Said Price: “When I got to the hole, the marshal was jumping around and saying, ‘Everyone is making it today.’ Then, before I hit, the marshal said to my caddy, ‘The secret to playing this hole is to hit it down the right-hand side and it will suck right on down.’

“As he was saying this, I hit my shot, and the marshal said, ‘That’s it.
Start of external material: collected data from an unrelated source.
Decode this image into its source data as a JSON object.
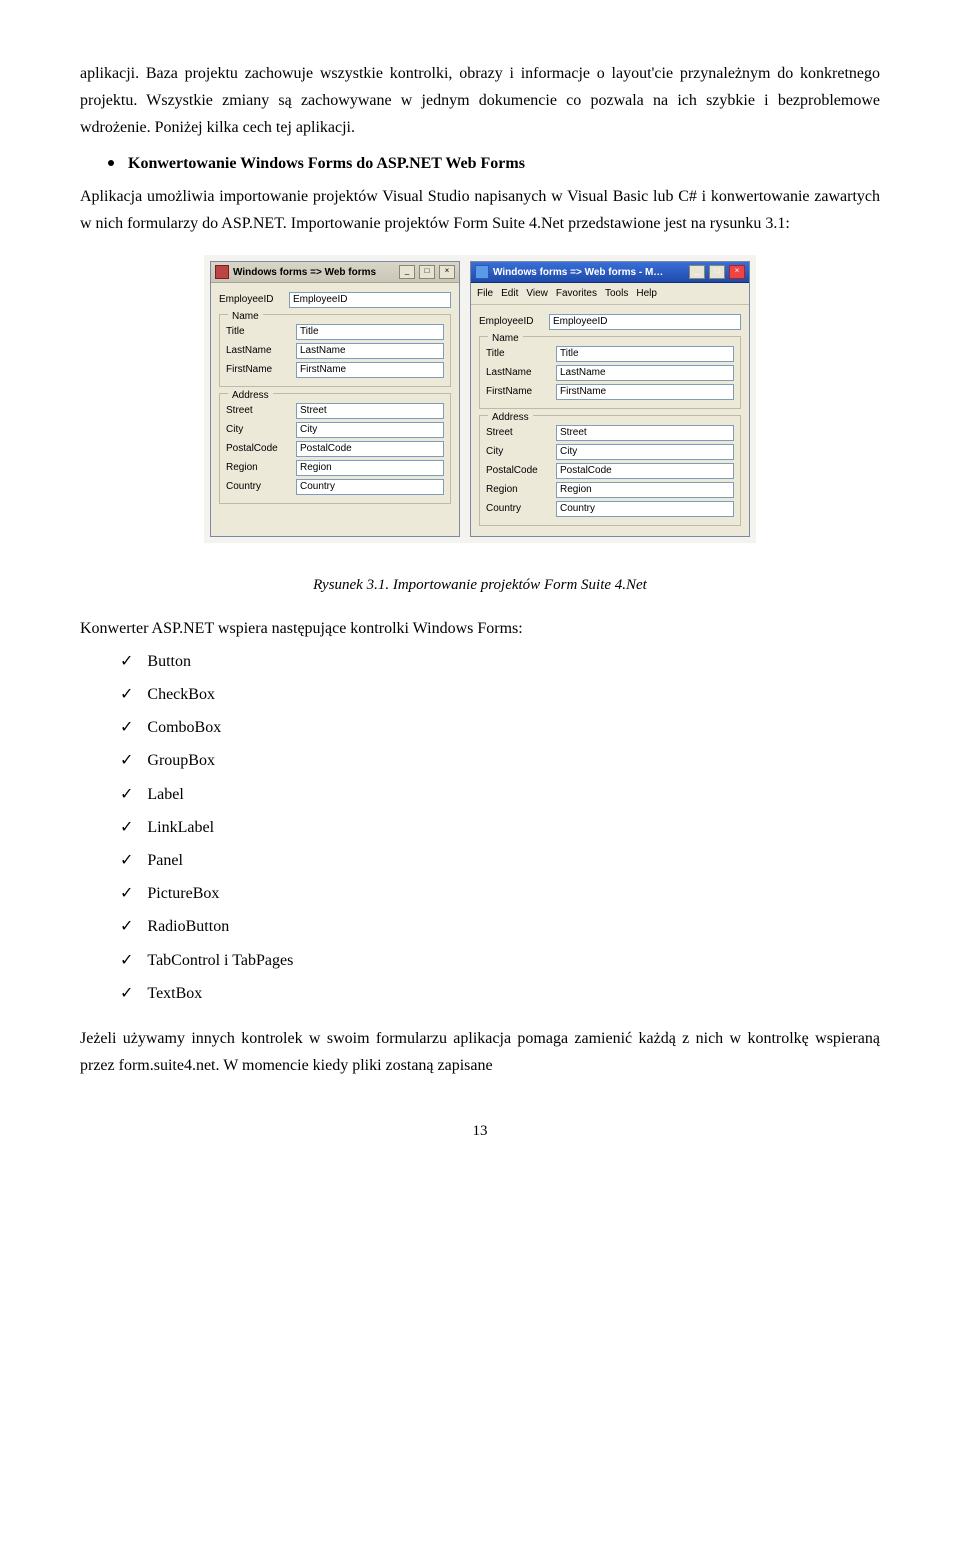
{
  "para1": "aplikacji. Baza projektu zachowuje wszystkie kontrolki, obrazy i informacje o layout'cie przynależnym do konkretnego projektu. Wszystkie zmiany są zachowywane w jednym dokumencie co pozwala na ich szybkie i bezproblemowe wdrożenie. Poniżej kilka cech tej aplikacji.",
  "bullet1": "Konwertowanie Windows Forms do ASP.NET Web Forms",
  "para2": "Aplikacja umożliwia importowanie projektów Visual Studio napisanych w  Visual Basic lub C#  i konwertowanie zawartych w nich formularzy do ASP.NET. Importowanie projektów Form Suite 4.Net przedstawione jest na rysunku 3.1:",
  "left_win": {
    "title": "Windows forms => Web forms",
    "top_row": {
      "lbl": "EmployeeID",
      "val": "EmployeeID"
    },
    "group_name": {
      "title": "Name",
      "rows": [
        {
          "lbl": "Title",
          "val": "Title"
        },
        {
          "lbl": "LastName",
          "val": "LastName"
        },
        {
          "lbl": "FirstName",
          "val": "FirstName"
        }
      ]
    },
    "group_addr": {
      "title": "Address",
      "rows": [
        {
          "lbl": "Street",
          "val": "Street"
        },
        {
          "lbl": "City",
          "val": "City"
        },
        {
          "lbl": "PostalCode",
          "val": "PostalCode"
        },
        {
          "lbl": "Region",
          "val": "Region"
        },
        {
          "lbl": "Country",
          "val": "Country"
        }
      ]
    }
  },
  "right_win": {
    "title": "Windows forms => Web forms - M…",
    "menu": [
      "File",
      "Edit",
      "View",
      "Favorites",
      "Tools",
      "Help"
    ],
    "top_row": {
      "lbl": "EmployeeID",
      "val": "EmployeeID"
    },
    "group_name": {
      "title": "Name",
      "rows": [
        {
          "lbl": "Title",
          "val": "Title"
        },
        {
          "lbl": "LastName",
          "val": "LastName"
        },
        {
          "lbl": "FirstName",
          "val": "FirstName"
        }
      ]
    },
    "group_addr": {
      "title": "Address",
      "rows": [
        {
          "lbl": "Street",
          "val": "Street"
        },
        {
          "lbl": "City",
          "val": "City"
        },
        {
          "lbl": "PostalCode",
          "val": "PostalCode"
        },
        {
          "lbl": "Region",
          "val": "Region"
        },
        {
          "lbl": "Country",
          "val": "Country"
        }
      ]
    }
  },
  "caption": "Rysunek 3.1. Importowanie projektów Form Suite 4.Net",
  "para3": "Konwerter ASP.NET wspiera następujące kontrolki Windows Forms:",
  "checklist": [
    "Button",
    "CheckBox",
    "ComboBox",
    "GroupBox",
    "Label",
    "LinkLabel",
    "Panel",
    "PictureBox",
    "RadioButton",
    "TabControl i TabPages",
    "TextBox"
  ],
  "para4": "Jeżeli używamy innych kontrolek w swoim formularzu aplikacja pomaga zamienić każdą z nich w kontrolkę wspieraną przez form.suite4.net. W momencie kiedy pliki zostaną zapisane",
  "page_number": "13"
}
That’s the way to do it.’ ”

Pate, the 1976 U.S. Open champion, has recorded eight holes-in-one, Weaver six and Wiebe and Price three each.

“I think the neatest thing about it is that someone comes to the U.S. Open and says he’s going to sit on the sixth green--and you know someone did,” Wiebe said.

“And that person got to watch not only one hole-in-one, but four in the U.S. Open and I think that’s unbelievable.”

The Four Aces donated the golf balls they hit to the museum at the Oak Hill course.

Pate said that the pin placements were as easy as he has ever seen in an Open and that the soft greens contributed to the accuracy of the players’ shots.

After Zell Eaton made a hole-in-one in the 1936 Open, there wasn’t another until Dick Chapman and Johnny Weitzel each got one in 1954.

Now, with the Four Aces making history, there have been 21 known holes-in-one in Open competition.

It’s traditional for a player making a hole-in-one to buy drinks after a round. “We’re all buying,” said Pate, including his buddies in the hole-in-one competition.

Despite their aces, Pate and Price didn’t make the cut, with two-day totals of 148 and 146, respectively. The cut was at 145, which Weaver matched. Wiebe had a 140.